Der Mensch ist ein Rudeltier, das sich in der Gruppe am wohlsten und auch am sichersten fühlt. Um Mitglied einer Gruppe zu werden, passen wir uns dieser (unbewusst oder bewusst) an. Bis zu einem gewissen Punkt ist das auch überhaupt nicht schlimm und absolut natürlich. Bedenklich wird es erst, wenn aus dem Wunsch der Anpassung ein Zwang wird – beispielsweise aus Angst, ausgegrenzt oder verstoßen zu werden. Dieses Phänomen kann nicht nur im Privatleben, sondern auch in der Arbeitswelt beobachtet werden.

Außerdem kann gesagt werden, dass ein angepasster Weg häufig auch einfach der Weg des geringsten Widerstandes ist. Indem wir mit dem Strom schwimmen, können wir uns mehr oder weniger treiben lassen. Ganz anders würde es sich verhalten, wenn wir ganz bewusst unsere Andersartigkeit betonen – beispielsweise indem wir auf unsere Meinung beharren und nicht immer zu allem „ja“ sagen, um als möglichst flexibel eingestuft zu werden. In diesem Fall kann der Anpassungszwang schlicht und ergreifend auch mit Faulheit gleichgesetzt werden. Jemand, der sich zwanghaft anpasst, ist zu faul, sich als Individuum zu positionieren.

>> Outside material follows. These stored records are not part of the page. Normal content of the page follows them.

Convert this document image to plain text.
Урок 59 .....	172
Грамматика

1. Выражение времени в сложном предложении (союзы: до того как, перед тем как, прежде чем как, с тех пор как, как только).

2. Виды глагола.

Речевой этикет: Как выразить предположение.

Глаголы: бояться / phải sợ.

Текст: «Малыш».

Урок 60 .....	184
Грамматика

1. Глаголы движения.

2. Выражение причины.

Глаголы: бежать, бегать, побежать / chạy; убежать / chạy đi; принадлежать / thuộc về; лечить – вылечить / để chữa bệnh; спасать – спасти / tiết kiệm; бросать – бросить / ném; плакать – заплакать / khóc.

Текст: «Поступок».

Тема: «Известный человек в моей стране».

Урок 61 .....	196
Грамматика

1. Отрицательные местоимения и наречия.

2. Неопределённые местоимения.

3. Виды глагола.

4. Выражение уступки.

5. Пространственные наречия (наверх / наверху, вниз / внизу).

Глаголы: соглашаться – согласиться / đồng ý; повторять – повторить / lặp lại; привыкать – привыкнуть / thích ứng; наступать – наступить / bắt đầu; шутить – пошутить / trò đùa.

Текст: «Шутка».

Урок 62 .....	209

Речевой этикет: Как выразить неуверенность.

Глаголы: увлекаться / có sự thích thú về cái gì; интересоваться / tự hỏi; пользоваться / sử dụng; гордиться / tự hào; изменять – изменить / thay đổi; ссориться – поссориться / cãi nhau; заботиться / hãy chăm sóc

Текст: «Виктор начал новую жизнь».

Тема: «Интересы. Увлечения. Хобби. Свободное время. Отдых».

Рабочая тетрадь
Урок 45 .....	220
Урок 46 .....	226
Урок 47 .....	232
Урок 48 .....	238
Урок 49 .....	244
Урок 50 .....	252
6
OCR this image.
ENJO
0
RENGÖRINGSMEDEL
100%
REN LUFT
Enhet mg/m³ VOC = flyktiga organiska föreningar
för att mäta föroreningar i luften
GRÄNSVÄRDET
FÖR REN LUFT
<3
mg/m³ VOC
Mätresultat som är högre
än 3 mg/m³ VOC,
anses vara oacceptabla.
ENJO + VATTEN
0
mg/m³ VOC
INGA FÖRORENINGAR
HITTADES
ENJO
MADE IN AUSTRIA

So schützt du dich vor dem Anpassungszwang

Flexibilität ist hervorragend – solang die Individualität nicht darunter leidet. Wenn du in berufliche Situationen gerätst, in denen es darum geht, sich anzupassen, solltest du stets darauf achten, trotzdem weiterhin du selbst zu sein. Höre in dich hinein und achte auf eventuelle Warnsignale. Ist es wirklich das, was du willst? Kannst du damit leben, deine eigene Meinung zu einem bestimmten Thema immer wieder herunterzuschlucken? Anpassungszwang entsteht, wenn du dich selbst und die aktuelle Situation nicht mehr reflektierst, sondern alles an unveränderlich hinnimmst. Das darf auf keinen Fall passieren.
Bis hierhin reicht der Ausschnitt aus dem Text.